Texte intégral
Copies exécutoires RÉPUBLIQUE FRANÇAISE
délivrées aux parties le : AU NOM DU PEUPLE FRANÇAIS
COUR D'APPEL DE PARIS
Pôle 5 - Chambre 2
ARRÊT DU 16 JUIN 2023
(n°102, 5 pages)
Numéro d'inscription au répertoire général : n° RG 22/11004 - n° Portalis 35L7-V-B7G-CF6OB
Décision déférée à la Cour : décision du 08 mars 2022 - Institut National de la Propriété Industrielle - Numéro national et référence : FR1907536
REQUERANTE
Société [V] CORPORATION, société de droit japonais, agissant en la personne de son président en exercice, M. [Z] [V], domicilié en cette qualité au siège social situé
[Adresse 1]
[Adresse 1]
[Adresse 1]
[Localité 4]
JAPON
Représentée par Me Matthieu BOCCON-GIBOD de la SELARL LEXAVOUE PARIS-VERSAILLES, avocat au barreau de PARIS, toque C 2477
Assistée de Me Gwendal BARBAUT plaidant pour la SELEURL IPSIDE AVOCAT, avocat au barreau de PARIS, toque E 1489
EN PRESENCE DE
MONSIEUR LE DIRECTEUR GENERAL DE L'INSTITUT NATIONAL DE LA PROPRIÉTÉ INDUSTRIELLE (INPI)
[Adresse 3]
[Adresse 3]
[Localité 2]
Représenté par Mme [J] [D], Chargée de Mission
COMPOSITION DE LA COUR :
L'affaire a été débattue le 30 mars 2023, en audience publique, devant la Cour composée de :
Mme Véronique RENARD, Présidente
Mme Laurence LEHMANN, Conseillère
Mme Agnès MARCADE, Conseillère
qui en ont délibéré
Greffière lors des débats : Mme Carole TREJAUT
Le Ministère public a été avisé de la date d'audience
ARRET :
Contradictoire
Par mise à disposition de l'arrêt au greffe de la Cour, les parties en ayant été préalablement avisées dans les conditions prévues au deuxième alinéa de l'article 450 du code de procédure civile
Signé par Mme Véronique RENARD, Présidente, et par Mme Carole TREJAUT, Greffière, présente lors de la mise à disposition.
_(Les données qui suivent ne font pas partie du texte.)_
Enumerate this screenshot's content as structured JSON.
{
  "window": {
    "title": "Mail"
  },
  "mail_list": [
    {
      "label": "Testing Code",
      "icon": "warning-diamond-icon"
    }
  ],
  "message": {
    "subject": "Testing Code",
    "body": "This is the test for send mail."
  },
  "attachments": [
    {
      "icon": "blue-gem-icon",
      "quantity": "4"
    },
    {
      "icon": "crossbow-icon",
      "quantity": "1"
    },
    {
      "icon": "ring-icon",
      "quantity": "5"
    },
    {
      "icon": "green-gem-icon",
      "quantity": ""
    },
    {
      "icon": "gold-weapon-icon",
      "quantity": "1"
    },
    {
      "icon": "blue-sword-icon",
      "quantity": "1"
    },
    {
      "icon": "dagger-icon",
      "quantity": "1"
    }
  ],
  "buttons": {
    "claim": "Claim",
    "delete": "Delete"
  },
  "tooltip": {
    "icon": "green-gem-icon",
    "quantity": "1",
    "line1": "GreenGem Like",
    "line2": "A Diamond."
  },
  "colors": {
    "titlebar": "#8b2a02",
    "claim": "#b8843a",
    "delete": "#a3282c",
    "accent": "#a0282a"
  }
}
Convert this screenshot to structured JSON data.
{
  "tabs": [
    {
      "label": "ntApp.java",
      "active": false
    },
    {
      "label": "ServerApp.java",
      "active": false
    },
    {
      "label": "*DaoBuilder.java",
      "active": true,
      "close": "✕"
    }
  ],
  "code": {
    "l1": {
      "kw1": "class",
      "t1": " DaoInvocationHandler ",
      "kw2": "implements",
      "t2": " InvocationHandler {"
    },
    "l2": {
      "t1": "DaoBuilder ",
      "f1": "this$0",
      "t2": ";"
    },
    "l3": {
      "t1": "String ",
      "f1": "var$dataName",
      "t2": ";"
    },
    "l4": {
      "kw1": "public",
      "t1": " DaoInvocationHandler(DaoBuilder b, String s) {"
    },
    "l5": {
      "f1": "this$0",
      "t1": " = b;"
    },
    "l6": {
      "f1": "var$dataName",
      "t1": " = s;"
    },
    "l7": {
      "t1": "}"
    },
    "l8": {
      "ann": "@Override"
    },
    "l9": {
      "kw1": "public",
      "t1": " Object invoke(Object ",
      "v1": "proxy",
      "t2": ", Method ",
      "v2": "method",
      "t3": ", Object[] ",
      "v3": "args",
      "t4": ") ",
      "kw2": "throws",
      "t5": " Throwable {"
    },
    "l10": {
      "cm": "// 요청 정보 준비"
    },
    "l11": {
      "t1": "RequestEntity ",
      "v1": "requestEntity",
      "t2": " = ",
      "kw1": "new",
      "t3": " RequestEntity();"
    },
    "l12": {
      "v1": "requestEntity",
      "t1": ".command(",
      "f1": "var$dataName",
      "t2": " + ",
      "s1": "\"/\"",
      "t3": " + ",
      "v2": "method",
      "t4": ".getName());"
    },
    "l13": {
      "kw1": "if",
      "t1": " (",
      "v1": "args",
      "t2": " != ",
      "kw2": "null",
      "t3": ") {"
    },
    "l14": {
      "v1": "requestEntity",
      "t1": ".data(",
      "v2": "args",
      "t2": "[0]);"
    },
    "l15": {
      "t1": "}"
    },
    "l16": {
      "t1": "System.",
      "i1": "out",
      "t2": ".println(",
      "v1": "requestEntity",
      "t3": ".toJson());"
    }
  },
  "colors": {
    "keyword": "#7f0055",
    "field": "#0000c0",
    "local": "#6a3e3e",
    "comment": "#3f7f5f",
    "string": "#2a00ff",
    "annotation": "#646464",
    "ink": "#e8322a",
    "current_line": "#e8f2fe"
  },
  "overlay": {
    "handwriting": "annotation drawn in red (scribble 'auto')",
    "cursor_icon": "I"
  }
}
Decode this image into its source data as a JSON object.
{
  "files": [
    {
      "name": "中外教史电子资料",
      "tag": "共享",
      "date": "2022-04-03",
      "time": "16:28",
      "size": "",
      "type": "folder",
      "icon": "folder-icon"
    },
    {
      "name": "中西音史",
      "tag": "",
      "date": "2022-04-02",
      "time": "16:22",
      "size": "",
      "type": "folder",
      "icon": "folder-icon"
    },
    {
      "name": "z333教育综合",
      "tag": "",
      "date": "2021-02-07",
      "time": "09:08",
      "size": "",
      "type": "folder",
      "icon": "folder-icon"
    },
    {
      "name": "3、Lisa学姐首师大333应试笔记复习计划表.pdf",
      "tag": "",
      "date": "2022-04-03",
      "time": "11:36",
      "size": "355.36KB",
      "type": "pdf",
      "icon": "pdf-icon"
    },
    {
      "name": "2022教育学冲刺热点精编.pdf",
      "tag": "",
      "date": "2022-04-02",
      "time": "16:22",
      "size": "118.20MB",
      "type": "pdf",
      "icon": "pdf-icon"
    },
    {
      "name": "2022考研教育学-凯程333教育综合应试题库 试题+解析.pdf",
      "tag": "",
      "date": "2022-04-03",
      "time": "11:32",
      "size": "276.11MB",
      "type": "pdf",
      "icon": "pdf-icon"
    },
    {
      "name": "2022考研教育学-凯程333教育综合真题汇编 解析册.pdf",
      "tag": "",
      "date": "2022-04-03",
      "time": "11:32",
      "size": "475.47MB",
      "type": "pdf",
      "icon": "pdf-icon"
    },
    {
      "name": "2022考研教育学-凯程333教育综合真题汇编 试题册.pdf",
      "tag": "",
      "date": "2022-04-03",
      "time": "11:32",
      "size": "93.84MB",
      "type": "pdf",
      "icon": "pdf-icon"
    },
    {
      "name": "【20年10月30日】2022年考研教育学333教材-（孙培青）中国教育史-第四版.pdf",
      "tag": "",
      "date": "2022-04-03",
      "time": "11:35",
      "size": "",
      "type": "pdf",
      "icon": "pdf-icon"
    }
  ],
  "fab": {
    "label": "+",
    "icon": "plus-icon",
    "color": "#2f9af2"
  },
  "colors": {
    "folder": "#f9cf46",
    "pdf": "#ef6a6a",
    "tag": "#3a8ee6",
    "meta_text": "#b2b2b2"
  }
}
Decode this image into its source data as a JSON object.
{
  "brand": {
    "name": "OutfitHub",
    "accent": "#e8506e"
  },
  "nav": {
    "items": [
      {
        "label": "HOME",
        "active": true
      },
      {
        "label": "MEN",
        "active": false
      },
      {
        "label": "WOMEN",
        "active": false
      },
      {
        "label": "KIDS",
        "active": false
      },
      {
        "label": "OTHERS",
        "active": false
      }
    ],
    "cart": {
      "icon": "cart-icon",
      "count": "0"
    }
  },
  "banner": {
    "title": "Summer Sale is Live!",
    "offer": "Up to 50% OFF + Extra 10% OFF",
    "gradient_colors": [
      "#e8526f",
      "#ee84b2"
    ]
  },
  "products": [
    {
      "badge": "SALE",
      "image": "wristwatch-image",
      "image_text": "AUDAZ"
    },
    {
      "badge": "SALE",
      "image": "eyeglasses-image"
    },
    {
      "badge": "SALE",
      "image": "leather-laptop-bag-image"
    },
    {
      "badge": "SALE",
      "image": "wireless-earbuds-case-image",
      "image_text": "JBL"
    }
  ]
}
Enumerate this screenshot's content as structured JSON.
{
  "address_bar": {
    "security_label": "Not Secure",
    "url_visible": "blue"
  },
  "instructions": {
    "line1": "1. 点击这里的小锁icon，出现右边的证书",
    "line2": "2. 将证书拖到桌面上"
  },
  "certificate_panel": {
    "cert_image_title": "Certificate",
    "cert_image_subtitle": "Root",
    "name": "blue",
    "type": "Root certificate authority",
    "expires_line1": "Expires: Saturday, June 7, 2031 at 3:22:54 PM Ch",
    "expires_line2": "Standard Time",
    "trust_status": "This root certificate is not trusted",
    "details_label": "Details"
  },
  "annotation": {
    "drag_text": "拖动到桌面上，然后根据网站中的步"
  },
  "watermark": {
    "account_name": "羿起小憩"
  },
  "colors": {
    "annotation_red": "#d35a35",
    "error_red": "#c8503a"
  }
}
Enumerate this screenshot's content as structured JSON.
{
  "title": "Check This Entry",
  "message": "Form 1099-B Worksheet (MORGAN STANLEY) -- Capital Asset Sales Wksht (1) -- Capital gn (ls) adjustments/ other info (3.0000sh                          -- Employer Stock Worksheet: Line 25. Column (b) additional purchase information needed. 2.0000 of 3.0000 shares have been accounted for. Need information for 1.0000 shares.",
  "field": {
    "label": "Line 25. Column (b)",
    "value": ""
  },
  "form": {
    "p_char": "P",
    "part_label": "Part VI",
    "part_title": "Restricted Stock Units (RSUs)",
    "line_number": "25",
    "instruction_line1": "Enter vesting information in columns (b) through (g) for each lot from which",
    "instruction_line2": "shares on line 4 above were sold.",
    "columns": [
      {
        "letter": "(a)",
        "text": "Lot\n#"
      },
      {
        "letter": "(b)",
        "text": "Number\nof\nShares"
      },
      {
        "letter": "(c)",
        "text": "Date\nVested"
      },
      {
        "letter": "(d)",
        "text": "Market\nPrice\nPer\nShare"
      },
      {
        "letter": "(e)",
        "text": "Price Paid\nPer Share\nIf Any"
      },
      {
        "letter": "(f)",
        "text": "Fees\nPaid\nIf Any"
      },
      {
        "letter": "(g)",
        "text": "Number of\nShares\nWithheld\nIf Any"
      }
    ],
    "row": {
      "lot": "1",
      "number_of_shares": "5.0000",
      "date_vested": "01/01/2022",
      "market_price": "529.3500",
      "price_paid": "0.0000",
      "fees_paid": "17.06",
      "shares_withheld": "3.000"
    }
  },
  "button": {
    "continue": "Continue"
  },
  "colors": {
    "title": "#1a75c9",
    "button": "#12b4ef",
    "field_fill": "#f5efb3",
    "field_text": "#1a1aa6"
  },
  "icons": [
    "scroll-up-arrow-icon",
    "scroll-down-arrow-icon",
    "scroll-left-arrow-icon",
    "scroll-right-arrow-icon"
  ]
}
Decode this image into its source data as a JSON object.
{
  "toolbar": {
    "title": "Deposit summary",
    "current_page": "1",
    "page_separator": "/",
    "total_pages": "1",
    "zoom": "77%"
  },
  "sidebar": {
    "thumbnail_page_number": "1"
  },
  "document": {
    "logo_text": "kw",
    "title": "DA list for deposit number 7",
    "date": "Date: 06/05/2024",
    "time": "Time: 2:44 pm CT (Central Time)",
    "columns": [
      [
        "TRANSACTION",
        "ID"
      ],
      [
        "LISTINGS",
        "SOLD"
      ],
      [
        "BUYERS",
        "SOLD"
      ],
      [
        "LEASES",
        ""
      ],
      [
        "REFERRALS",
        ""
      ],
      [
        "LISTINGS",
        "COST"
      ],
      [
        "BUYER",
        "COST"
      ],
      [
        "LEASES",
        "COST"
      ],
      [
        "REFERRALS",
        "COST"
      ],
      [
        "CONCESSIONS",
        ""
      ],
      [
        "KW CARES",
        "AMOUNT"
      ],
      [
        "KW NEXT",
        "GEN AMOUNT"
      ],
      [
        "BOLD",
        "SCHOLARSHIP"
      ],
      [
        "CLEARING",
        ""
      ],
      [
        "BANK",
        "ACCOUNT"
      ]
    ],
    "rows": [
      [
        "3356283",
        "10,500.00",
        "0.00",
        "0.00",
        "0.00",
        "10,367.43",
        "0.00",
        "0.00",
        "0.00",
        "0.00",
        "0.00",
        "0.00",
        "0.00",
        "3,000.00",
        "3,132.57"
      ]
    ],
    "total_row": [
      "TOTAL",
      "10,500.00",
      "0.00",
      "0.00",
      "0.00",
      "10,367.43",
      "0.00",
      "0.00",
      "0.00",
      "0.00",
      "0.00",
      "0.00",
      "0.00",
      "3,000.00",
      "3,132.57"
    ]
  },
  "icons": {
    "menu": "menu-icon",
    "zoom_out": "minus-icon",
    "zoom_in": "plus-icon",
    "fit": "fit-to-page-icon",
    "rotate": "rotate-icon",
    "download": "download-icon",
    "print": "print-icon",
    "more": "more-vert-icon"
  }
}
Vu la déclaration de recours formée le 7 juin 2022 par la société [V] Corporation (ci-après la société [V]) contre la décision du 8 mars 2022 par laquelle le directeur général de l'Institut national de la propriété industrielle (ci-après l'INPI) a rejeté la requête en rectification d'erreur matérielle portant sur l'ensemble des documents servant de base à la demande de brevet FR 1 907 536 intitulée «'Dispositif de déconnexion de circuit d'alimentation électrique » de la société [V], déposée le 5 juillet 2019 sous priorité de la demande de brevet japonaise n°2018-129121, et publiée le 10 janvier 2020 sous le numéro FR 3 083'641,
Vu les conclusions déposées au greffe et notifiées par voie électronique par la société [V] le 3 novembre 2022 et notifiées à l'INPI par lettre recommandée avec accusé de réception le 4 novembre 2022,
Vu les dernières conclusions déposées au greffe et notifiées par voie électronique par la société [V] le 13 mars 2023 et notifiées à l'INPI par lettre recommandée avec accusé de réception le même jour,
Vu les observations écrites du directeur général de l'INPI reçues au greffe le 31 janvier 2023,
Vu l'audience du 30 mars 2023,
Le ministère public ayant été avisé de la date de l'audience ;
SUR CE,
Le 6 juillet 2022, la société [V] a sollicité auprès de l'INPI la rectification d'une erreur matérielle sur le fondement de l'article R.612-36 du code de la propriété intellectuelle, portant sur l'ensemble des documents servant de base à la demande de brevet, au motif que ceux-ci ne correspondaient pas à la traduction de la demande fondant la priorité.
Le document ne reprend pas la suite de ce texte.